Propunha-lhe que, em resposta a isto, dissesse algo sobre aquilo que nós propomos como alternativa, ou seja, o reforço do poder autárquico regional, do direito de participação activa democrática de todos os cidadãos (sobretudo aqui, em Portugal) e o reforço da nossa identidade cultural. É que, a não reforçarmos estas componentes, aquilo que se abaterá sobre nós vai ser um enorme défice democrático que, hoje, apesar de ainda não ter havido transferências significativas de soberania, já existe - já existe menos participação, mais afastamento, dos cidadãos, em relação aos centros de poder.
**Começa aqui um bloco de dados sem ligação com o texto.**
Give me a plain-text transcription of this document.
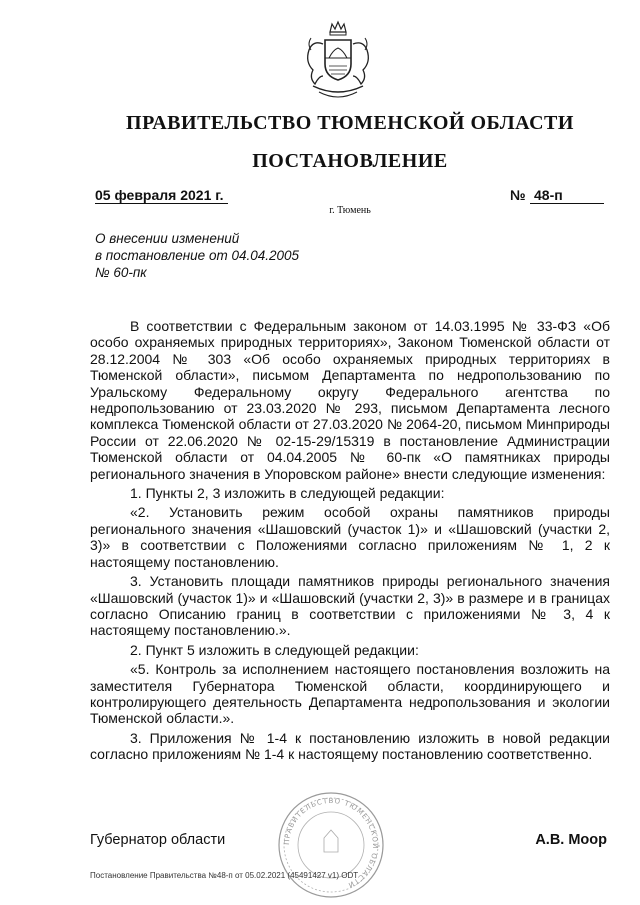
ПРАВИТЕЛЬСТВО ТЮМЕНСКОЙ ОБЛАСТИ
ПОСТАНОВЛЕНИЕ
05 февраля 2021 г.	№ 48-п
г. Тюмень
О внесении изменений
в постановление от 04.04.2005
№ 60-пк

В соответствии с Федеральным законом от 14.03.1995 № 33-ФЗ «Об особо охраняемых природных территориях», Законом Тюменской области от 28.12.2004 № 303 «Об особо охраняемых природных территориях в Тюменской области», письмом Департамента по недропользованию по Уральскому Федеральному округу Федерального агентства по недропользованию от 23.03.2020 № 293, письмом Департамента лесного комплекса Тюменской области от 27.03.2020 № 2064-20, письмом Минприроды России от 22.06.2020 № 02-15-29/15319 в постановление Администрации Тюменской области от 04.04.2005 № 60-пк «О памятниках природы регионального значения в Упоровском районе» внести следующие изменения:

1. Пункты 2, 3 изложить в следующей редакции:

«2. Установить режим особой охраны памятников природы регионального значения «Шашовский (участок 1)» и «Шашовский (участки 2, 3)» в соответствии с Положениями согласно приложениям № 1, 2 к настоящему постановлению.

3. Установить площади памятников природы регионального значения «Шашовский (участок 1)» и «Шашовский (участки 2, 3)» в размере и в границах согласно Описанию границ в соответствии с приложениями № 3, 4 к настоящему постановлению.».

2. Пункт 5 изложить в следующей редакции:

«5. Контроль за исполнением настоящего постановления возложить на заместителя Губернатора Тюменской области, координирующего и контролирующего деятельность Департамента недропользования и экологии Тюменской области.».

3. Приложения № 1-4 к постановлению изложить в новой редакции согласно приложениям № 1-4 к настоящему постановлению соответственно.

ПРАВИТЕЛЬСТВО ТЮМЕНСКОЙ ОБЛАСТИ
Губернатор области	А.В. Моор
Постановление Правительства №48-п от 05.02.2021 (45491427 v1) ODT
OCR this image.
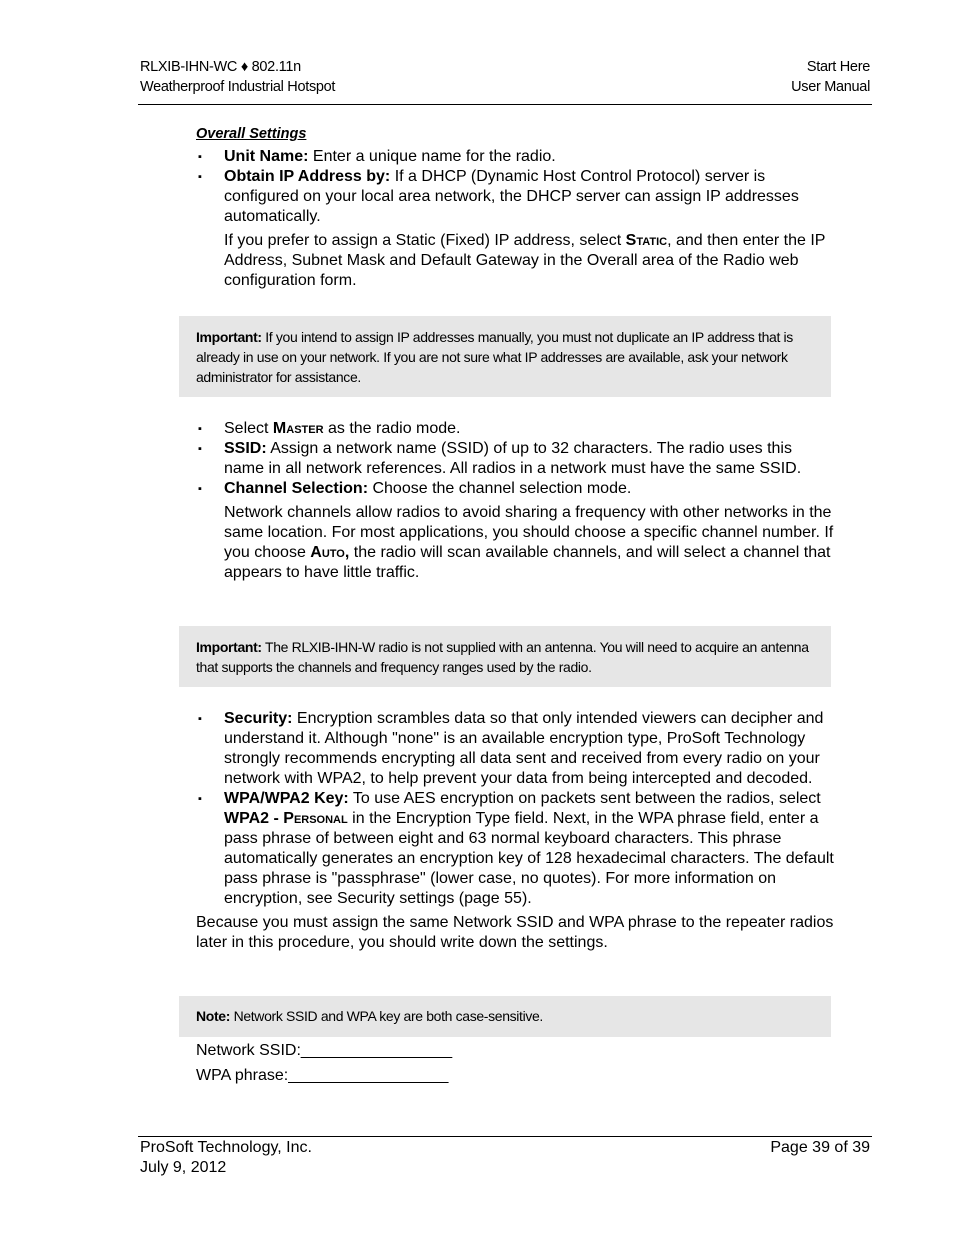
RLXIB-IHN-WC ♦ 802.11n
Weatherproof Industrial Hotspot
Start Here
User Manual
Overall Settings
▪ Unit Name: Enter a unique name for the radio.
▪ Obtain IP Address by: If a DHCP (Dynamic Host Control Protocol) server is configured on your local area network, the DHCP server can assign IP addresses automatically.
If you prefer to assign a Static (Fixed) IP address, select Static, and then enter the IP Address, Subnet Mask and Default Gateway in the Overall area of the Radio web configuration form.
Important: If you intend to assign IP addresses manually, you must not duplicate an IP address that is already in use on your network. If you are not sure what IP addresses are available, ask your network administrator for assistance.
▪ Select Master as the radio mode.
▪ SSID: Assign a network name (SSID) of up to 32 characters. The radio uses this name in all network references. All radios in a network must have the same SSID.
▪ Channel Selection: Choose the channel selection mode.
Network channels allow radios to avoid sharing a frequency with other networks in the same location. For most applications, you should choose a specific channel number. If you choose Auto, the radio will scan available channels, and will select a channel that appears to have little traffic.
Important: The RLXIB-IHN-W radio is not supplied with an antenna. You will need to acquire an antenna that supports the channels and frequency ranges used by the radio.
▪ Security: Encryption scrambles data so that only intended viewers can decipher and understand it. Although "none" is an available encryption type, ProSoft Technology strongly recommends encrypting all data sent and received from every radio on your network with WPA2, to help prevent your data from being intercepted and decoded.
▪ WPA/WPA2 Key: To use AES encryption on packets sent between the radios, select WPA2 - Personal in the Encryption Type field. Next, in the WPA phrase field, enter a pass phrase of between eight and 63 normal keyboard characters. This phrase automatically generates an encryption key of 128 hexadecimal characters. The default pass phrase is "passphrase" (lower case, no quotes). For more information on encryption, see Security settings (page 55).
Because you must assign the same Network SSID and WPA phrase to the repeater radios later in this procedure, you should write down the settings.
Note: Network SSID and WPA key are both case-sensitive.
Network SSID:_________________
WPA phrase:__________________
ProSoft Technology, Inc.
July 9, 2012
Page 39 of 39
Nessa altura, não vai haver um afastamento mas um abismo intransponível.
Aquilo que lhe pergunto, Sr. Deputado, é se não está de acordo que, agindo nestes pressupostos que acabo de enumerar, palcaremos, de algum modo, esse abismo que se criará entre o cidadão português - então, cidadão de uma Europa - e os centros de decisão.
Outra questão que poderíamos colocar - e que o Sr. Deputado não referiu com profundidade suficiente - era a de «a outra Europa»: os cerca de 20 países, fora aqueles que ainda estão em processo de nascimento, que, um dia destes, estarão a «bater-nos à porta» e essa Europa dos povos que estão em processo de libertação, de auto-definição e de auto-identificação, depois de processos dolorosos de duas guerras, neste mesmo espaço. Que tipo de relacionamento propomos nós, portugueses, com essa Europa? Será que também ajudaremos a construir um grande mecanismo de 12 países que obrigará todos os outros a integrarem-se ou a serem compatíveis, um pouco à semelhança do que acontece, hoje, no mundo dos computadores, com a IBM? E esta Europa, onde o racismo, a xenofobia e todos estes problemas de recusa dos «diferentes» começam a ressurgir e a alicerçar-se? Será que nós também estamos a contribuir para o reforço desta Europa? Ou queremos uma Europa diferente, que não seja um paraíso com um arame farpado à volta, onde aqueles que vêm dos países africanos ou da América do Sul e que aqui sentem ter uma entrada para a Europa, vejam aqui, com esta nossa integração, fechar-se essa porta que a História abriu? É isto que o Sr. Deputado propõe? É para isto que o PSD está a conduzir a integração europeia? Ou, o que é que o PSD tem feito, enquanto Governo e representante do País, no sentido de «fincar os pés», mantendo aberta esta porta à Europa, esta porta que não pode fechar-se aos povos do Sul, aos povos daquilo a que chamamos o Terceiro Mundo, sendo nós, afinal, tão parecidos, sendo nós, afinal, iguais a eles!

O Sr. Presidente: - Para responder, tem a palavra o Sr. Deputado Ângelo Correia.

O Sr. Ângelo Correia (PSD): - Sr.ª Deputada Natália Correia, eu não quis dizer isso. O que quis dizer é que creio que os grandes momentos de desenvolvimento económico português tiveram génese exterior. E penso que vários acontecimentos, ao longo da História, assim o provam. Essa é uma das razões por que acredito que a nossa integração na Comunidade Económica Europeia é estarmos imersos num amplexo que nos provoca e estimula permanentemente à mudança e ao despertar.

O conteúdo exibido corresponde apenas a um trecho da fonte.